[geeks] Two new Intel mini-ITX boards (DQ45EK and DG45FC)

Chad McAuley chizad at gmail.com
Wed May 14 11:53:00 CDT 2008


I just heard about two new mini-ITX boards from Intel that are slated 
for a June release.  Given the D201GLY and other mini PC discissions 
we've had on here recently, I figured some of you would be interested in 
them.

There's two variants, the DG45FC which appears to be geared towards HTPC 
applications and the DQ45EK which is more for business and non 
multimedia intensive home applications.  Here are the common features 
shared by both boards:

- Support for Core 2 Duo, Pentium Dual Core, Celeron Dual Core, and 
Celeron CPUs running at 800MHz, 1066MHz, or 1333MHz bus speeds
- both use variants of Intel's Eaglelake chipset family
- two DDR2 667/800 RAM slots, dual channel support, 4GB max RAM[0]
- single PCI Express x1 slot
- 10 total USB ports: 6 on the back and 4 more available via 3 internal 
headers
- Intel Matrix Storage Technology (RAID 0/1/5/10, plus Matrix RAID[1])
- Intel Pro 10/100/1000 onboard LAN
- Intel High Definition Audio
- one eSATA port


The DQ45EK sports the Q45 Express chipset paired with the GMA4500 
graphics accelerator and dual monitor outputs (one DVI-D, one DVI-I). 
It also has 4 channel audio and six SATA300 ports.
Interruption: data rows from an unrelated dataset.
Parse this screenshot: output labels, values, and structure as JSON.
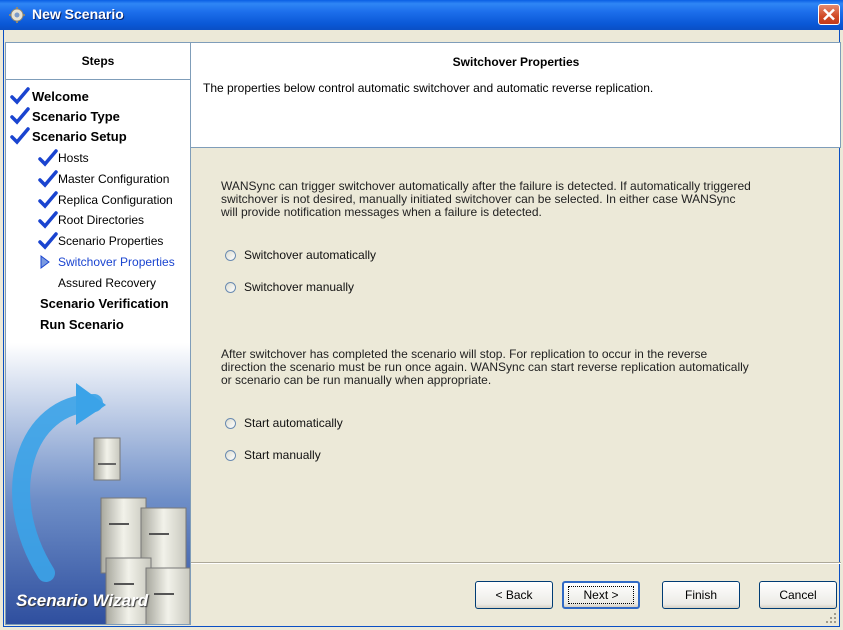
{
  "window": {
    "title": "New Scenario",
    "icon": "scenario-gear-icon",
    "close_icon": "close-icon"
  },
  "steps": {
    "header": "Steps",
    "items": [
      {
        "label": "Welcome",
        "level": 0,
        "state": "done"
      },
      {
        "label": "Scenario Type",
        "level": 0,
        "state": "done"
      },
      {
        "label": "Scenario Setup",
        "level": 0,
        "state": "done"
      },
      {
        "label": "Hosts",
        "level": 1,
        "state": "done"
      },
      {
        "label": "Master Configuration",
        "level": 1,
        "state": "done"
      },
      {
        "label": "Replica Configuration",
        "level": 1,
        "state": "done"
      },
      {
        "label": "Root Directories",
        "level": 1,
        "state": "done"
      },
      {
        "label": "Scenario Properties",
        "level": 1,
        "state": "done"
      },
      {
        "label": "Switchover Properties",
        "level": 1,
        "state": "current"
      },
      {
        "label": "Assured Recovery",
        "level": 1,
        "state": "pending"
      },
      {
        "label": "Scenario Verification",
        "level": 0,
        "state": "pending"
      },
      {
        "label": "Run Scenario",
        "level": 0,
        "state": "pending"
      }
    ],
    "wizard_label": "Scenario Wizard"
  },
  "header": {
    "title": "Switchover Properties",
    "description": "The properties below control automatic switchover and automatic reverse replication."
  },
  "switchover": {
    "text": "WANSync can trigger switchover automatically after the failure is detected. If automatically triggered switchover is not desired, manually initiated switchover can be selected. In either case WANSync will provide notification messages when a failure is detected.",
    "options": [
      "Switchover automatically",
      "Switchover manually"
    ]
  },
  "reverse": {
    "text": "After switchover has completed the scenario will stop. For replication to occur in the reverse direction the scenario must be run once again. WANSync can start reverse replication automatically or scenario can be run manually when appropriate.",
    "options": [
      "Start automatically",
      "Start manually"
    ]
  },
  "buttons": {
    "back": "< Back",
    "next": "Next >",
    "finish": "Finish",
    "cancel": "Cancel"
  },
  "colors": {
    "titlebar": "#0A5FE4",
    "window_bg": "#ECE9D8",
    "check": "#1A44D0",
    "current_step": "#1A44D0",
    "close": "#D14A26"
  }
}
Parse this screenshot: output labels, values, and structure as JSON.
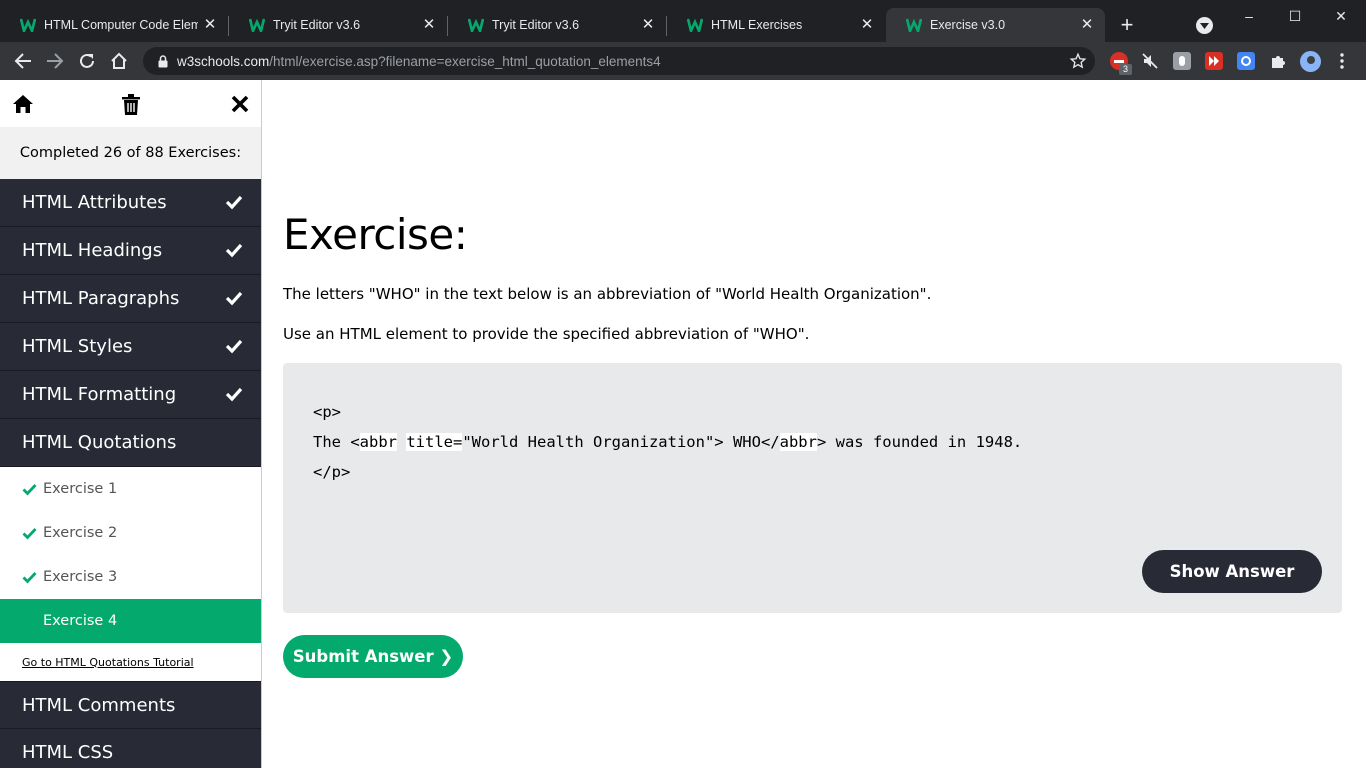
{
  "browser": {
    "tabs": [
      {
        "title": "HTML Computer Code Eleme",
        "active": false
      },
      {
        "title": "Tryit Editor v3.6",
        "active": false
      },
      {
        "title": "Tryit Editor v3.6",
        "active": false
      },
      {
        "title": "HTML Exercises",
        "active": false
      },
      {
        "title": "Exercise v3.0",
        "active": true
      }
    ],
    "url_host": "w3schools.com",
    "url_path": "/html/exercise.asp?filename=exercise_html_quotation_elements4",
    "extension_badge": "3",
    "window_controls": {
      "minimize": "–",
      "maximize": "☐",
      "close": "✕"
    },
    "new_tab": "+"
  },
  "sidebar": {
    "completed_text": "Completed 26 of 88 Exercises:",
    "items_before": [
      {
        "label": "HTML Attributes",
        "done": true
      },
      {
        "label": "HTML Headings",
        "done": true
      },
      {
        "label": "HTML Paragraphs",
        "done": true
      },
      {
        "label": "HTML Styles",
        "done": true
      },
      {
        "label": "HTML Formatting",
        "done": true
      },
      {
        "label": "HTML Quotations",
        "done": false
      }
    ],
    "sub_items": [
      {
        "label": "Exercise 1",
        "done": true
      },
      {
        "label": "Exercise 2",
        "done": true
      },
      {
        "label": "Exercise 3",
        "done": true
      },
      {
        "label": "Exercise 4",
        "done": false,
        "current": true
      }
    ],
    "tutorial_link": "Go to HTML Quotations Tutorial",
    "items_after": [
      {
        "label": "HTML Comments"
      },
      {
        "label": "HTML CSS"
      }
    ]
  },
  "exercise": {
    "title": "Exercise:",
    "instruction_1": "The letters \"WHO\" in the text below is an abbreviation of \"World Health Organization\".",
    "instruction_2": "Use an HTML element to provide the specified abbreviation of \"WHO\".",
    "code": {
      "line1": "<p>",
      "line2_prefix": "The <",
      "input1": "abbr",
      "space": " ",
      "input2": "title=",
      "line2_middle": "\"World Health Organization\"> WHO</",
      "input3": "abbr",
      "line2_suffix": "> was founded in 1948.",
      "line3": "</p>"
    },
    "show_answer_label": "Show Answer",
    "submit_label": "Submit Answer ❯"
  },
  "colors": {
    "accent_green": "#04AA6D",
    "sidebar_dark": "#282A35",
    "code_bg": "#E7E9EB"
  }
}
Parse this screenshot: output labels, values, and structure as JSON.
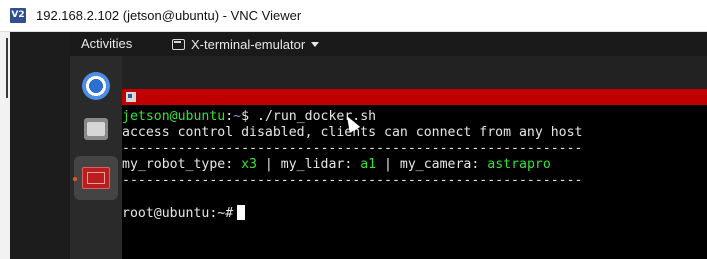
{
  "window": {
    "logo_text": "V2",
    "title": "192.168.2.102 (jetson@ubuntu) - VNC Viewer"
  },
  "topbar": {
    "activities": "Activities",
    "app_name": "X-terminal-emulator"
  },
  "dock": {
    "items": [
      "chromium-icon",
      "files-icon",
      "terminal-icon"
    ]
  },
  "terminal": {
    "prompt1_user": "jetson@ubuntu",
    "prompt1_colon": ":",
    "prompt1_path": "~",
    "prompt1_cmd": "$ ./run_docker.sh",
    "line2": "access control disabled, clients can connect from any host",
    "divider": "----------------------------------------------------------",
    "config_robot_label": "my_robot_type: ",
    "config_robot_value": "x3",
    "config_lidar_label": " | my_lidar: ",
    "config_lidar_value": "a1",
    "config_camera_label": " | my_camera: ",
    "config_camera_value": "astrapro",
    "root_prompt": "root@ubuntu:~#"
  },
  "colors": {
    "terminal_title_bar": "#c00000",
    "prompt_green": "#34e234",
    "path_blue": "#729fcf"
  }
}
The DG45FC uses the G45 Express chipset paired with the GMA X4500HD 
graphics accelerator.  It has DVI and HDMI outputs, and the X4500HD is 
DX10 compliant and can do hardware decoding of H.264/VC-1 content. 
Storage wise it also boasts hot-plug and NCQ support, but only four 
SATA300 ports.  Finally,  it has 8-channel audio support with five 
analog and one optical port on the back.


No pricing has been released for either of these, but Intel is saying 
that they'll be a bit more expensive than their desktop boards but not 
as expensive as the other mini-ITX offerings on the market. I'm looking 
forward to hearing more about these as we get closer to their release, 
as they both have definite potential for a lot of applications.



[0]: The chipsets themselves both support up to 16GB AFAICT, so I'm sure 
we'll see some mATX Eaglelake boards coming out with support for more 
than 4GB of RAM.

[1]: Allows you to split a pair of drives into two arrays, one RAID 0 
and one RAID 1.  I guess the point is to allow you to have a mirrored 
volume for your OS/data and then the striped volume for scratch 
space/swap/decreasing load times for apps and games/etc.